In [70]:
#Lab 8 - Charles Voigt
#Housekeeping
import numpy as np
import pandas as pd
from matplotlib.pyplot import subplots
import sklearn.model_selection as skm
from ISLP import load_data, confusion_table
from ISLP.models import ModelSpec as MS
from sklearn.tree import (DecisionTreeClassifier as DTC,
                          DecisionTreeRegressor as DTR,
                          plot_tree,
                          export_text) #DTC for classification, DTR for regression, plot_tree to visualize tree, export_text to get rules
from sklearn.metrics import (accuracy_score,
                             log_loss) #accuracy_score for classification accuracy, log_loss for cross-entropy loss
from sklearn.ensemble import \
     (RandomForestRegressor as RF,
      GradientBoostingRegressor as GBR,
      GradientBoostingClassifier as GBC) #RF for random forest, GBR for boosting
from ISLP.bart import BART #Bayesian Additive Regression Trees
import warnings
warnings.filterwarnings('ignore')


In [13]:
#Question 1
hitters = load_data('Hitters')
hitters = hitters.dropna()

model = MS(hitters.columns.drop('Salary'), intercept=False) 
D = model.fit_transform(hitters) 
feature_names = list(D.columns) 
X = np.asarray(D)

(X_train,
 X_test,
 y_train,
 y_test) = skm.train_test_split(X,
                                hitters['Salary'],
                                test_size=0.3,
                                random_state=42)

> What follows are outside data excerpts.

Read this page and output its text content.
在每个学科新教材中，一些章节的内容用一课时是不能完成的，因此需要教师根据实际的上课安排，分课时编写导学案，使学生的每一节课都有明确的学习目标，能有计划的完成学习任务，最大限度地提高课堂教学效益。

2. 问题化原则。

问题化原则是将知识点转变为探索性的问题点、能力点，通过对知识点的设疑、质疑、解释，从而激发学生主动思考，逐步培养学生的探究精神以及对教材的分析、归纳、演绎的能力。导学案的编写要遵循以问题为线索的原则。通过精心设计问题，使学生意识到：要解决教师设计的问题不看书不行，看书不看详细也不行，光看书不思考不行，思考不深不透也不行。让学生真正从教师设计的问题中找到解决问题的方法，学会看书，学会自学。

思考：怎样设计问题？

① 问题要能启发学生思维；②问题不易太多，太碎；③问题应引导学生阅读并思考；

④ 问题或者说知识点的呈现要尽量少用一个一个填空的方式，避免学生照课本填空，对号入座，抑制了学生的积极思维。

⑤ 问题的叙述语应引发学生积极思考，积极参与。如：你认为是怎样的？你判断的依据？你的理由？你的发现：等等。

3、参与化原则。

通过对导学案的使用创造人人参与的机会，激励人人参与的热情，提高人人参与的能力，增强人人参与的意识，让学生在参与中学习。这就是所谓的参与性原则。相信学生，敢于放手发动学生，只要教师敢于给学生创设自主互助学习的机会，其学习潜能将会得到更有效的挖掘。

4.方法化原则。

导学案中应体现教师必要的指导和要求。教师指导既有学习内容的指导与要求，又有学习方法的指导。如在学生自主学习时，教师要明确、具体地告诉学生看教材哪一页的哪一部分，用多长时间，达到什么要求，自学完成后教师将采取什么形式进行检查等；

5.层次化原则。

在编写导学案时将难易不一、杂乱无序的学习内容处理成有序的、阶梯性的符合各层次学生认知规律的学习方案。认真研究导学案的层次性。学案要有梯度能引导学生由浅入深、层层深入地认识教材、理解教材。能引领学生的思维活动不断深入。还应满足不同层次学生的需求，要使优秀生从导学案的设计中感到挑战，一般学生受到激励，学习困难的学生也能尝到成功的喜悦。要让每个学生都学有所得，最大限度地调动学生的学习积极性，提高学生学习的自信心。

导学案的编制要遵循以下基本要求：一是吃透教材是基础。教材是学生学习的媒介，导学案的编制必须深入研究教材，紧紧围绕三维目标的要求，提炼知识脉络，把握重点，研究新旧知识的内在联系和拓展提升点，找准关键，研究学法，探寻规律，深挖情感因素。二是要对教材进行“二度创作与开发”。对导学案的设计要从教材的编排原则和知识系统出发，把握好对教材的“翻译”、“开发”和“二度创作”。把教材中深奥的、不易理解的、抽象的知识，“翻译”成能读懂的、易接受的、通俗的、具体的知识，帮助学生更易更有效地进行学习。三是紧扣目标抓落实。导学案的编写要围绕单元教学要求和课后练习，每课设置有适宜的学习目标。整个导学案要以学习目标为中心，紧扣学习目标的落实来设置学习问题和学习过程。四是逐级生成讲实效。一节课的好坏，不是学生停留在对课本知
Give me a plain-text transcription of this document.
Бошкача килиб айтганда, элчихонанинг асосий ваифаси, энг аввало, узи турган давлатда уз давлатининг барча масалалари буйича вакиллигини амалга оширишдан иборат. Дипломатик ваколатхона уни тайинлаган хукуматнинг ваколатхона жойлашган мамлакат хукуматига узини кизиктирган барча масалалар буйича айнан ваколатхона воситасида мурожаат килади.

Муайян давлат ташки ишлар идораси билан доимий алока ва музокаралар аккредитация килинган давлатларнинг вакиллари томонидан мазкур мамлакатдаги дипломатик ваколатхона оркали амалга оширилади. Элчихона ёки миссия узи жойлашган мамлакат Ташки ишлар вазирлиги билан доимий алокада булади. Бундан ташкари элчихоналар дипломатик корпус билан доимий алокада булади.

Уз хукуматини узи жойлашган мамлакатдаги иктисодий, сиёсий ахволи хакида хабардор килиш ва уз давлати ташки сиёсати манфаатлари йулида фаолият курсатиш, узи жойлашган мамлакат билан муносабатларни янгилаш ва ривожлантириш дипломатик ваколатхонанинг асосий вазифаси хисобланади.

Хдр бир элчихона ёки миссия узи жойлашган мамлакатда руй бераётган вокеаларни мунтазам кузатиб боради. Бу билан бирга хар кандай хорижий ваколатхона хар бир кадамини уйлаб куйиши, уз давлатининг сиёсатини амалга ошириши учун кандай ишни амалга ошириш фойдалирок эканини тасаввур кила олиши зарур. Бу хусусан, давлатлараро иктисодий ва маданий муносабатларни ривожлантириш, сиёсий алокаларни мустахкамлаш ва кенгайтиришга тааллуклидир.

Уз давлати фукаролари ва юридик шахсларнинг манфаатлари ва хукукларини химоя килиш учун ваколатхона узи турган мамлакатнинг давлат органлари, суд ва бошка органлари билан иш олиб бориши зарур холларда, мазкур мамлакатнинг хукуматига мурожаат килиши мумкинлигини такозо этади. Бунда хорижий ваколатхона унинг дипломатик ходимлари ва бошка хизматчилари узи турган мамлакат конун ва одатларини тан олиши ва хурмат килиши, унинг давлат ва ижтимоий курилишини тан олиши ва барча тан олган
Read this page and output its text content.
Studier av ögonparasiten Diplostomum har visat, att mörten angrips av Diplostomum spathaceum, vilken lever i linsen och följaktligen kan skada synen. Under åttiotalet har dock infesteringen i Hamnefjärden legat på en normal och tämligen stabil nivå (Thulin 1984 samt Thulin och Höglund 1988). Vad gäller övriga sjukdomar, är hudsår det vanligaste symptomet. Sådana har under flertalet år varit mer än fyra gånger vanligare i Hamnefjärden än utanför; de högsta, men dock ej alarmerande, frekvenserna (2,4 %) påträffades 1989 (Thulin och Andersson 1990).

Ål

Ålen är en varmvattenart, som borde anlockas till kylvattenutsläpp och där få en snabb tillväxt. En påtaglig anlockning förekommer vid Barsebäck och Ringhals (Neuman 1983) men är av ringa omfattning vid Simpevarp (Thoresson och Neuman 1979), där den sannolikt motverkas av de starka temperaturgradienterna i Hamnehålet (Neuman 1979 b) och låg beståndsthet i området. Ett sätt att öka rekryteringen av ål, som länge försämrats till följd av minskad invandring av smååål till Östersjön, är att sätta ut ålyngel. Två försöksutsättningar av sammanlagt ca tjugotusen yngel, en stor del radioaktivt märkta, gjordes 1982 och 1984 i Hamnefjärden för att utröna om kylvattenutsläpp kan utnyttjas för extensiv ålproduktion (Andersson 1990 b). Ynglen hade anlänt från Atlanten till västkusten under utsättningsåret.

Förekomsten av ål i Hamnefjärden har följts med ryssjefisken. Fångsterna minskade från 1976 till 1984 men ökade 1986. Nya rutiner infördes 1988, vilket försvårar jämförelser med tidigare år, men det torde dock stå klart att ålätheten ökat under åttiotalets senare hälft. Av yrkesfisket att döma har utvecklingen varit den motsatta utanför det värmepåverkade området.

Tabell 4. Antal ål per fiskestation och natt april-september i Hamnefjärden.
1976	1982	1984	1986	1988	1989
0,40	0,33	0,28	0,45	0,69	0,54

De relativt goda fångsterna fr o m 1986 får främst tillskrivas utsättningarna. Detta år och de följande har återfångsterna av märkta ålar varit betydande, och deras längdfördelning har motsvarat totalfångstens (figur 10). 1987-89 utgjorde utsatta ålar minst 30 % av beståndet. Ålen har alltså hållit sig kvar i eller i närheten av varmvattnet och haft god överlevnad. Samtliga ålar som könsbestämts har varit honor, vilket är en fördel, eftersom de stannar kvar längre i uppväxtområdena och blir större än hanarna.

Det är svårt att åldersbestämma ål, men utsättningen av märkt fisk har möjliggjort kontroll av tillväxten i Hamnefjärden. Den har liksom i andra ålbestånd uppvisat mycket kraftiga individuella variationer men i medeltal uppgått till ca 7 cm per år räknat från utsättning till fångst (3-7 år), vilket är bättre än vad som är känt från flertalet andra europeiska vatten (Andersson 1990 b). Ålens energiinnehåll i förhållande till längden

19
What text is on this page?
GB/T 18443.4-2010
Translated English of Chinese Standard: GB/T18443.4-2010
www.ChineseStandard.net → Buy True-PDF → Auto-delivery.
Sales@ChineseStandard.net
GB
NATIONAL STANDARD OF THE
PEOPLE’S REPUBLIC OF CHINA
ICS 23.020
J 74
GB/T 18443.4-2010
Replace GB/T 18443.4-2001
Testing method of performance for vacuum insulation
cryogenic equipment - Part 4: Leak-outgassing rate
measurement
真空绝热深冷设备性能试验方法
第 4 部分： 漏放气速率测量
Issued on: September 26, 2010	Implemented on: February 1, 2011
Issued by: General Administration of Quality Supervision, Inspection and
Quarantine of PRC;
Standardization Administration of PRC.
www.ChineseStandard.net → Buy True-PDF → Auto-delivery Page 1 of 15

bag_hitters = RF(max_features=X_train.shape[1],
                n_estimators=300,
                random_state=42).fit(X_train, y_train) 
y_hat_bag = bag_hitters.predict(X_test) 
test_mse = np.round(np.mean((y_test - y_hat_bag)**2), 2)
test_mse

np.float64(120962.79)

#### Question 1 Discussion
The test MSE of the bagging Random Forest Model is 120962.79

In [19]:
#Question 2
RF_hitters = RF(max_features= 5,
                n_estimators=300,
                random_state=42).fit(X_train, y_train) 
y_hat_rf = RF_hitters.predict(X_test) 

feature_imp = pd.DataFrame(
    {'importance':RF_hitters.feature_importances_},
    index=feature_names)
feature_imp.sort_values(by='importance', ascending=False)

Unnamed: 0,importance
CHits,0.141982
CAtBat,0.11709
CRBI,0.113281
CRuns,0.101749
CHmRun,0.074938
CWalks,0.067593
PutOuts,0.057856
RBI,0.051779
AtBat,0.050193
Runs,0.047026


#### Question 2 Discussion
CHits has the highest importance score

In [56]:
#Question 3
oj = load_data('OJ')
oj['Purchase'].value_counts()

CH = np.where(oj.Purchase == 'CH',
                "Yes",
                "No")

In [60]:
#Question 3 (continued)
model = MS(oj.columns.drop('Purchase'), intercept=False)
D = model.fit_transform(oj)
feature_names = list(D.columns) 
X = np.asarray(D)
y = CH

(X_train,
 X_test,
 y_train,
 y_test) = skm.train_test_split(X,
                                y,
                                test_size=0.25,
                                random_state=42)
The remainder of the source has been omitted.